To test this theory I simply moved the vector variable into the data-members of the thread class. This way the vector can be reused for each new sample; you just call vector<T>::clear() on it when you’re ready to start the next sample. Fortunately, when the vector clears its contents, it retains the capacity to store that many values, so subsequent use of the vector will be much more efficient from a memory-management perspective.
After I made this small tweak, I recompiled the code and gave it a run. The memory usage jumped about 0.3% from the extra memory I wasn’t releasing, but the time spent in system calls went from 25% down to around 0.2%. Sweet.
So, now my Buddhabrot generator seems to be pretty efficient. There is probably room to improve the efficiency of individual computations, but in a general sense, the program now seems to use system resources pretty efficiently. And I have to say, it’s a whole lot faster than the original single-threaded version. Man, is that ever true.
In summary, here are the lessons that I have learned from this project so far:
-
When parallelizing a computationally intensive task, try to minimize the amount of information that has to be passed between threads, and minimize the amount of aggregation processing that needs to be performed. If this aggregation is performed on the fly in one thread, it will very likely impede the progress of other threads at some point, when the nature of the computation pushes the aggregator over the edge.

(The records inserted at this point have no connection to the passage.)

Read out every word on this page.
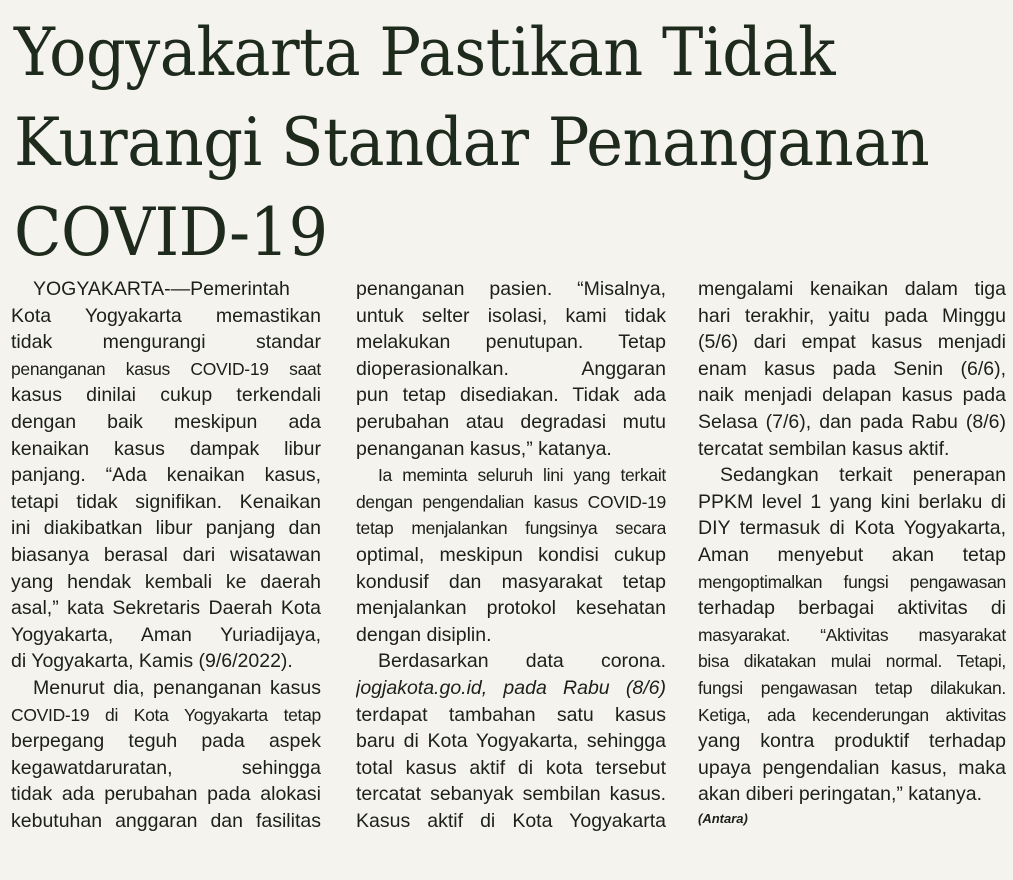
Yogyakarta Pastikan Tidak
Kurangi Standar Penanganan
COVID-19
YOGYAKARTA-—Pemerintah
Kota Yogyakarta memastikan
tidak mengurangi standar
penanganan kasus COVID-19 saat
kasus dinilai cukup terkendali
dengan baik meskipun ada
kenaikan kasus dampak libur
panjang. “Ada kenaikan kasus,
tetapi tidak signifikan. Kenaikan
ini diakibatkan libur panjang dan
biasanya berasal dari wisatawan
yang hendak kembali ke daerah
asal,” kata Sekretaris Daerah Kota
Yogyakarta, Aman Yuriadijaya,
di Yogyakarta, Kamis (9/6/2022).
Menurut dia, penanganan kasus
COVID-19 di Kota Yogyakarta tetap
berpegang teguh pada aspek
kegawatdaruratan, sehingga
tidak ada perubahan pada alokasi
kebutuhan anggaran dan fasilitas
penanganan pasien. “Misalnya,
untuk selter isolasi, kami tidak
melakukan penutupan. Tetap
dioperasionalkan. Anggaran
pun tetap disediakan. Tidak ada
perubahan atau degradasi mutu
penanganan kasus,” katanya.
Ia meminta seluruh lini yang terkait
dengan pengendalian kasus COVID-19
tetap menjalankan fungsinya secara
optimal, meskipun kondisi cukup
kondusif dan masyarakat tetap
menjalankan protokol kesehatan
dengan disiplin.
Berdasarkan data corona.
jogjakota.go.id, pada Rabu (8/6)
terdapat tambahan satu kasus
baru di Kota Yogyakarta, sehingga
total kasus aktif di kota tersebut
tercatat sebanyak sembilan kasus.
Kasus aktif di Kota Yogyakarta
mengalami kenaikan dalam tiga
hari terakhir, yaitu pada Minggu
(5/6) dari empat kasus menjadi
enam kasus pada Senin (6/6),
naik menjadi delapan kasus pada
Selasa (7/6), dan pada Rabu (8/6)
tercatat sembilan kasus aktif.
Sedangkan terkait penerapan
PPKM level 1 yang kini berlaku di
DIY termasuk di Kota Yogyakarta,
Aman menyebut akan tetap
mengoptimalkan fungsi pengawasan
terhadap berbagai aktivitas di
masyarakat. “Aktivitas masyarakat
bisa dikatakan mulai normal. Tetapi,
fungsi pengawasan tetap dilakukan.
Ketiga, ada kecenderungan aktivitas
yang kontra produktif terhadap
upaya pengendalian kasus, maka
akan diberi peringatan,” katanya.
(Antara)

In those cases, there are two choices: You can block worker threads until the aggregator catches up, which will waste CPU cycles. Or, you can keep an unbounded queue of messages/data for the aggregator to consume, which will waste memory, and then CPU cycles when the virtual memory manager starts to thrash. So best to avoid this completely, if it’s at all possible.
-
For computationally intensive tasks in general, reuse as much work as possible. The obvious realization of this is to cache frequently-used values that don’t change across large chunks of the computation. This is always a good idea. Most people who need to optimize code have done this kind of thing, and we all know it can make a big difference.
But there is a second, less obvious place where you can apply this technique. If you are using standardized collection classes, cache the collection objects and reuse them. These classes often do significant memory management under the hood, and if your collection object can be cleared of its contents but still retain the capacity to store that amount of data again, you just eliminated a huge amount of memory management overhead from your program.
-
If you are running a program with N worker threads on a computer with N cores, do yourself a favor and use the
niceutility. Especially if the computer is also your webserver and mailserver.